GDPR & the media – words of warning

Since the CJEU gave judgment in Google Spain, there has been much discussion on the conference  circuit about whether the judgment rides rough shod over free speech rights. Certainly the lack of any procedural protections for the media within the right to be forgotten regime has been the subject of much heated debate. For those of you wishing to understand how Article 10 rights are likely to fare under the new General Data Protection Regulation, you would do well to start with this excellent article by Daphne Keller, Director for Intermediary Liability at Stanford Law’s Center for Internet and Society (and notably former Assistant General Counsel to Google).

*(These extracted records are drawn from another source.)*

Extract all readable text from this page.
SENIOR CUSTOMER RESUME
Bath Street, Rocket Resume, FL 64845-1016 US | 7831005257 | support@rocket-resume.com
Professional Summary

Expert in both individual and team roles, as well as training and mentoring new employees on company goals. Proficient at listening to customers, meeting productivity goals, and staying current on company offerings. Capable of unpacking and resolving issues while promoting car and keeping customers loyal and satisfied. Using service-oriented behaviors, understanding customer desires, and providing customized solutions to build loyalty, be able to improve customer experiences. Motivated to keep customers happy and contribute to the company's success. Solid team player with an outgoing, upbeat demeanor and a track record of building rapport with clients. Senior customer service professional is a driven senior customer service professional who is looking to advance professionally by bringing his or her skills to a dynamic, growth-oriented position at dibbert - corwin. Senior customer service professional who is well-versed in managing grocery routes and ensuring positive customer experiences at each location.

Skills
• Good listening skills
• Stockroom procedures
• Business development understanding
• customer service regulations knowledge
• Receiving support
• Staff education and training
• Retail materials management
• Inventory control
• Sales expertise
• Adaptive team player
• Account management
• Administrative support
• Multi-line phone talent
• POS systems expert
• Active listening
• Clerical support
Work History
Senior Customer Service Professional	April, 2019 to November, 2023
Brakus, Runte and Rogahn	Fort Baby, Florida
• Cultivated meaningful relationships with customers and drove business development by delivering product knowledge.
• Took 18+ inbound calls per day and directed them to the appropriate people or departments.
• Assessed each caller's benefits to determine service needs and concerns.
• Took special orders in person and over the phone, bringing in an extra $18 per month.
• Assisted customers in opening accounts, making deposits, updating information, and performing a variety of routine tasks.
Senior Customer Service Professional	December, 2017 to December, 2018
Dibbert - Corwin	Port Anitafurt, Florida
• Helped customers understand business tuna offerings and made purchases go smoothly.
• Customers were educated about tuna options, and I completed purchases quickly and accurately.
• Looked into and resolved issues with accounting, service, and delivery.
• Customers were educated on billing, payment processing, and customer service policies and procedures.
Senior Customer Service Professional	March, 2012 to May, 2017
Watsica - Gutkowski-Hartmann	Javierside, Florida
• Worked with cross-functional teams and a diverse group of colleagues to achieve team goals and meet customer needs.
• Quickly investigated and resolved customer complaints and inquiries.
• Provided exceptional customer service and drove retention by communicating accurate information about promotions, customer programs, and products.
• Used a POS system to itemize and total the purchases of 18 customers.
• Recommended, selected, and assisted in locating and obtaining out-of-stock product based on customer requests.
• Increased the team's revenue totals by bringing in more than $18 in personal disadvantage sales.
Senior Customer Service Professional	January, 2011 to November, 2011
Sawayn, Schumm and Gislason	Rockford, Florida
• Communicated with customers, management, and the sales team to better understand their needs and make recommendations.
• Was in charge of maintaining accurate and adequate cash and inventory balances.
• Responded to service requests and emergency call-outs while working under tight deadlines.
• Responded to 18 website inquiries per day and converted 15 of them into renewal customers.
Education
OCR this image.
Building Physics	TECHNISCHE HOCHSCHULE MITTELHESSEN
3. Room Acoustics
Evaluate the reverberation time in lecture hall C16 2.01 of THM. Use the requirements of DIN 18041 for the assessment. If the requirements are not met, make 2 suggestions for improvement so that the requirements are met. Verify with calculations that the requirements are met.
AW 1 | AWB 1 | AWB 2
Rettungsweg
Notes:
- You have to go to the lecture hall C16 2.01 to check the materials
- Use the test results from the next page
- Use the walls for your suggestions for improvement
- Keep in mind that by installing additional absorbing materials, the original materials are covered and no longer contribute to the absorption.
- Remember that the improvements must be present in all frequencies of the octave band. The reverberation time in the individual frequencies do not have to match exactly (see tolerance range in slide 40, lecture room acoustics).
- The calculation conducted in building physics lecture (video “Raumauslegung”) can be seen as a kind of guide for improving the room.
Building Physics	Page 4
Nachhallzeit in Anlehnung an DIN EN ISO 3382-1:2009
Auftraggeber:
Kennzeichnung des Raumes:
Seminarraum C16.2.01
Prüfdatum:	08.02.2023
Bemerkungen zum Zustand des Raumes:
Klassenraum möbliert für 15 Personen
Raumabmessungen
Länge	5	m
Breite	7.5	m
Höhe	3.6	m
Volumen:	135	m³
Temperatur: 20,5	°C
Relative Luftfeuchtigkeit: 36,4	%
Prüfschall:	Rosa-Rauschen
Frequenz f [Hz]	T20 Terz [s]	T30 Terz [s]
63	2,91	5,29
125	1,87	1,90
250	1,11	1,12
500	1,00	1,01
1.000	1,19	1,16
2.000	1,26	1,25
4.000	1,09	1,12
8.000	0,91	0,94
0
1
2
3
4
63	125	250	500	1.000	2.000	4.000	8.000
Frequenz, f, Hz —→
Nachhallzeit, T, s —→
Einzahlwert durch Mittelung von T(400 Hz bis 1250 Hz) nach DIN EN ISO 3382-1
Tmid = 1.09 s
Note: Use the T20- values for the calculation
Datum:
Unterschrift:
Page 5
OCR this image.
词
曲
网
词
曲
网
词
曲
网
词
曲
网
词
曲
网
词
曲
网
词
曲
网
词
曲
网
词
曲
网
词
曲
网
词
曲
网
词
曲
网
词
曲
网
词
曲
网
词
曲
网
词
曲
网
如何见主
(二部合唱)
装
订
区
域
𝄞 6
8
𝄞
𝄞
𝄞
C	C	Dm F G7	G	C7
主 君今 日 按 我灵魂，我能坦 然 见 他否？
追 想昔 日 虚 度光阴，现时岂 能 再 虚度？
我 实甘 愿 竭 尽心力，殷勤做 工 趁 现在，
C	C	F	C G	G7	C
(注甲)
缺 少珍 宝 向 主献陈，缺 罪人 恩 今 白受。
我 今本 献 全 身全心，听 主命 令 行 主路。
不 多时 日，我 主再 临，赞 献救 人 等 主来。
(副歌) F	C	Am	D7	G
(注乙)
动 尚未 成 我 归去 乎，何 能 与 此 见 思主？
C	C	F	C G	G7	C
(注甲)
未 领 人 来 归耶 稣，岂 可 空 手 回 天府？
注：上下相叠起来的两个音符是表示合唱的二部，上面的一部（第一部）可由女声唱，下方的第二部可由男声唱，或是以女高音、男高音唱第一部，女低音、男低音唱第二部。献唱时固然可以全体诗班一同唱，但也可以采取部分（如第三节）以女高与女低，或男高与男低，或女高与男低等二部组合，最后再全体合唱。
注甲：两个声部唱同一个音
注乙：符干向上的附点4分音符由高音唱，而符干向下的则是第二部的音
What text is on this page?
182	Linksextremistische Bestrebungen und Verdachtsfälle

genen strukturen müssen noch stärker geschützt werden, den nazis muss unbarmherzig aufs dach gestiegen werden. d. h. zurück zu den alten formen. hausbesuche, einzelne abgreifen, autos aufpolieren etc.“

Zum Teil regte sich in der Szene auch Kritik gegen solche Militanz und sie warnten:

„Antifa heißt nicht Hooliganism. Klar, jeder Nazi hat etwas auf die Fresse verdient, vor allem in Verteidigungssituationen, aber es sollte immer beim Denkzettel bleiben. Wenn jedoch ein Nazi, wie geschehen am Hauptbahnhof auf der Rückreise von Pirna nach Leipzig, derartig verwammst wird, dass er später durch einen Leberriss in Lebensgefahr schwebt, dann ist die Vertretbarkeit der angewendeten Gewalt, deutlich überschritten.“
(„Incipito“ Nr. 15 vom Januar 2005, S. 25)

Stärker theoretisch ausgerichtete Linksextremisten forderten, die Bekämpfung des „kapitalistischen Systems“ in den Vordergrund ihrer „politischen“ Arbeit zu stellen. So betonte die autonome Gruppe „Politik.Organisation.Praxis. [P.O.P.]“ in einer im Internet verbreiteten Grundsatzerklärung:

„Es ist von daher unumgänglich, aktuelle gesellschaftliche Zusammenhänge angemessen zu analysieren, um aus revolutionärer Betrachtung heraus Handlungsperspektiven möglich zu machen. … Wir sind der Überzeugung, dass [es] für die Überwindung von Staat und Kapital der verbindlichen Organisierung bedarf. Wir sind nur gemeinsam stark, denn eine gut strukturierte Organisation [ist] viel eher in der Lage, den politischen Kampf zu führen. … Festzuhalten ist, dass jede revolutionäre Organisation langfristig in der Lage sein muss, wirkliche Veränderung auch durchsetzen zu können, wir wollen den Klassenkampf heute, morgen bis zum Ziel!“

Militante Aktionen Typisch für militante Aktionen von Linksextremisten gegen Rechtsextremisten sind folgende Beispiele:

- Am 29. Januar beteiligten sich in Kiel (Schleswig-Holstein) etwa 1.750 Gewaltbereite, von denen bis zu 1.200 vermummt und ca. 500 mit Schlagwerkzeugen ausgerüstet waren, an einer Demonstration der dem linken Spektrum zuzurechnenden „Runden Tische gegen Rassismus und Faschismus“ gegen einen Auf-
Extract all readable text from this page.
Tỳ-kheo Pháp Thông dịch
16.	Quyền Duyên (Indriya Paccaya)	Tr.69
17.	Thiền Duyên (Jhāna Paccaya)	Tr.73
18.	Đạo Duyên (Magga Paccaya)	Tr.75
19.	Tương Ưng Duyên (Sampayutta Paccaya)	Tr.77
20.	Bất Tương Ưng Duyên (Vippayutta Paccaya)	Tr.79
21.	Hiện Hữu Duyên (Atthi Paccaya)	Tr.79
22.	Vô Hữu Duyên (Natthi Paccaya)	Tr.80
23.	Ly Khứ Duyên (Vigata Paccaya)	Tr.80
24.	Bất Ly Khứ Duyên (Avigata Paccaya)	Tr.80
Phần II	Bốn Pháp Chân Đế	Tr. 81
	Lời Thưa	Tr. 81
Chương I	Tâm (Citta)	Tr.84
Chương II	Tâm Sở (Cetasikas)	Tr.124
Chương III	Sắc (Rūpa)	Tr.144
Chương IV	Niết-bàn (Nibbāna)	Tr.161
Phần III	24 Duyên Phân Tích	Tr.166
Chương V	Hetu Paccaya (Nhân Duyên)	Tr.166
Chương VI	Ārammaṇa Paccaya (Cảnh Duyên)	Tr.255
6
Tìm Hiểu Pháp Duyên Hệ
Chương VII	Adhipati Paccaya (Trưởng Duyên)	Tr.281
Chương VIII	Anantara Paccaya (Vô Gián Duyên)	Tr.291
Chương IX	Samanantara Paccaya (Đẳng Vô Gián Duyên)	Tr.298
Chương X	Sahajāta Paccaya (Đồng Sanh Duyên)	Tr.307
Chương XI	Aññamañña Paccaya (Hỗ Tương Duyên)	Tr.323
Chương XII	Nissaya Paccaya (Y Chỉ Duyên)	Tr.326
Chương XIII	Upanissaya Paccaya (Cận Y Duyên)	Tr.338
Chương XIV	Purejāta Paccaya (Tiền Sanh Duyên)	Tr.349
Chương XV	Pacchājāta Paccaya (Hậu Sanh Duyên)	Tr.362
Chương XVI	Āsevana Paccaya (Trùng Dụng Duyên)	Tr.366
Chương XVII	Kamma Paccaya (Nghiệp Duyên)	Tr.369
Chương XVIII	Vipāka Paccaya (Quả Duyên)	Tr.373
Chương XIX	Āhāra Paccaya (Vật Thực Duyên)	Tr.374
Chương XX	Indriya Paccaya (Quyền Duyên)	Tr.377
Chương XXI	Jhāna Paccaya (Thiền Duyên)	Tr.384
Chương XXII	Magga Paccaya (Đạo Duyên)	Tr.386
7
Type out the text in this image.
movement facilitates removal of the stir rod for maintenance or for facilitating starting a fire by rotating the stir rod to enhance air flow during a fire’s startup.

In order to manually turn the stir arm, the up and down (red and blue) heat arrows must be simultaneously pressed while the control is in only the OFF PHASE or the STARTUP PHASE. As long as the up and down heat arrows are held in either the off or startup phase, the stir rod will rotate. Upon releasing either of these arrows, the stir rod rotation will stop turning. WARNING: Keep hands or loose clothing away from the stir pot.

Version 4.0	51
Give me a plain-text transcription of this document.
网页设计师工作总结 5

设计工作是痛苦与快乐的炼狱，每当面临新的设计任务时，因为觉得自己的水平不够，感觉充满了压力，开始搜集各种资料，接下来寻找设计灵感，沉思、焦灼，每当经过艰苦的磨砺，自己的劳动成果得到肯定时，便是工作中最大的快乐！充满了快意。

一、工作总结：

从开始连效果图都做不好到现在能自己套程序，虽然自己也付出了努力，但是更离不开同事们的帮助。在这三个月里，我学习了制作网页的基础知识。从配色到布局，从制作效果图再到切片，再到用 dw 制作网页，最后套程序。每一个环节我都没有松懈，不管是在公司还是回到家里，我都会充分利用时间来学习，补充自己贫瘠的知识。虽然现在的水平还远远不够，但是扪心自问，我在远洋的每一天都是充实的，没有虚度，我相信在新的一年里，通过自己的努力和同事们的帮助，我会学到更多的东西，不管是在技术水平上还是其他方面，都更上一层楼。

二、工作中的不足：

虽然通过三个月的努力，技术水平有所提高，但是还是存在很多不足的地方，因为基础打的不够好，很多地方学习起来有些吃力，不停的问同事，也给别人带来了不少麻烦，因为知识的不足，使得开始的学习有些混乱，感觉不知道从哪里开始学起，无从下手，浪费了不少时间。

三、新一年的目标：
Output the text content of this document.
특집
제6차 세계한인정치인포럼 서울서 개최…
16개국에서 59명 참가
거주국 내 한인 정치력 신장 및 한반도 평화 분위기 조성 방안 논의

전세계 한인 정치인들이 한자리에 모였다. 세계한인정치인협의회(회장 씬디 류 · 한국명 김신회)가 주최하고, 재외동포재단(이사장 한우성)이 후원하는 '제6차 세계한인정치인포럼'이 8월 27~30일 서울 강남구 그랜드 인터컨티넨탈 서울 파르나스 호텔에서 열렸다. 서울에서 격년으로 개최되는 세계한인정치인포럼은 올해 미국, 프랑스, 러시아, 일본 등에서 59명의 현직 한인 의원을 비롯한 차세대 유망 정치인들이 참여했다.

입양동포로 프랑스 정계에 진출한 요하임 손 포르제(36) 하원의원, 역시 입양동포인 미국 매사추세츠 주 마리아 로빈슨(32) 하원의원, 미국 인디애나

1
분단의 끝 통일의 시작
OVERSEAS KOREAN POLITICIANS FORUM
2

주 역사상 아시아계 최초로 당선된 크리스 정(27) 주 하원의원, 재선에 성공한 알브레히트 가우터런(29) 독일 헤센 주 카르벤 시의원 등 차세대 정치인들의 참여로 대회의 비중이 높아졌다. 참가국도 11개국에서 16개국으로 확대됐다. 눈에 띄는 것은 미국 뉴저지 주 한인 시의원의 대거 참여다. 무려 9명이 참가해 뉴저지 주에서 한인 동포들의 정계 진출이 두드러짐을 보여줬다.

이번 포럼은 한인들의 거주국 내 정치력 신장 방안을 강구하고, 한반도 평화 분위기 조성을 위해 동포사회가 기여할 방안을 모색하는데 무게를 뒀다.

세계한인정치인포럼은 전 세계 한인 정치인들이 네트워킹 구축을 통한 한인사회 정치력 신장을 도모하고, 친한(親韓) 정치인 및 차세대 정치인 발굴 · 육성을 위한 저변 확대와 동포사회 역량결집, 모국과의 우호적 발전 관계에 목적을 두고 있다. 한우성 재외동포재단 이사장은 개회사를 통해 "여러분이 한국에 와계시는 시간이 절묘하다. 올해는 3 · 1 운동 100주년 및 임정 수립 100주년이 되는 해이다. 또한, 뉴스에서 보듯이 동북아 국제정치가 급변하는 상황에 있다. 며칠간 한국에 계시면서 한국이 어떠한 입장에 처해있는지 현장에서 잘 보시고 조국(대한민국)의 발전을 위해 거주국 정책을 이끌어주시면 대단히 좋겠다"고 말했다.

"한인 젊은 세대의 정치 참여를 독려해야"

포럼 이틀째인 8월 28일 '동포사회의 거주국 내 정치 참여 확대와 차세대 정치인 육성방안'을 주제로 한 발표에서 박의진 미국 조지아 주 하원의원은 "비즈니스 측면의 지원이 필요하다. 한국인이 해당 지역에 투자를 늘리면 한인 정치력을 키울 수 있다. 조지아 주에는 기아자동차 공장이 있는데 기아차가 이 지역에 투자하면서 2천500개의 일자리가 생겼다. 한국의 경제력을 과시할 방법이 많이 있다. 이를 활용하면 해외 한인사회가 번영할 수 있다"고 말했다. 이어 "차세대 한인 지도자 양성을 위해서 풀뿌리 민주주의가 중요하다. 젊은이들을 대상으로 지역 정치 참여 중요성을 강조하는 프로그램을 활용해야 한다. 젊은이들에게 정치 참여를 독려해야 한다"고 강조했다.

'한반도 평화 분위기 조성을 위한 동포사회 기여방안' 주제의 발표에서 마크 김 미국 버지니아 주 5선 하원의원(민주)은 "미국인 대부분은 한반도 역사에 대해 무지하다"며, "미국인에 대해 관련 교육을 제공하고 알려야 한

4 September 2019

As Daphne makes clear, the GDPR does not offer the media much by way of solace. Quite the contrary, what we see with the new Regulation is a continuing failure on the part of European legislators to accommodate free speech rights within the data protection regime in a structured and systematic manner. To a large extent this lack of protection for Article 10 rights is a product of the fact that historically data protection and the media have rarely crossed swords. Certainly within our own jurisdiction, it is only over the last 18 months or so that an awareness of the potentially very substantial areas of tension have begun to surface (see further not least the discussion of the Steinmetz case on this blog). However, the reality is that the European quest to place data privacy rights centre-stage, in the online world and beyond, now  poses serious challenges for the media. This is something which will hopefully start to register at least with those EU regulators who will in due course be charged with applying the GDPR.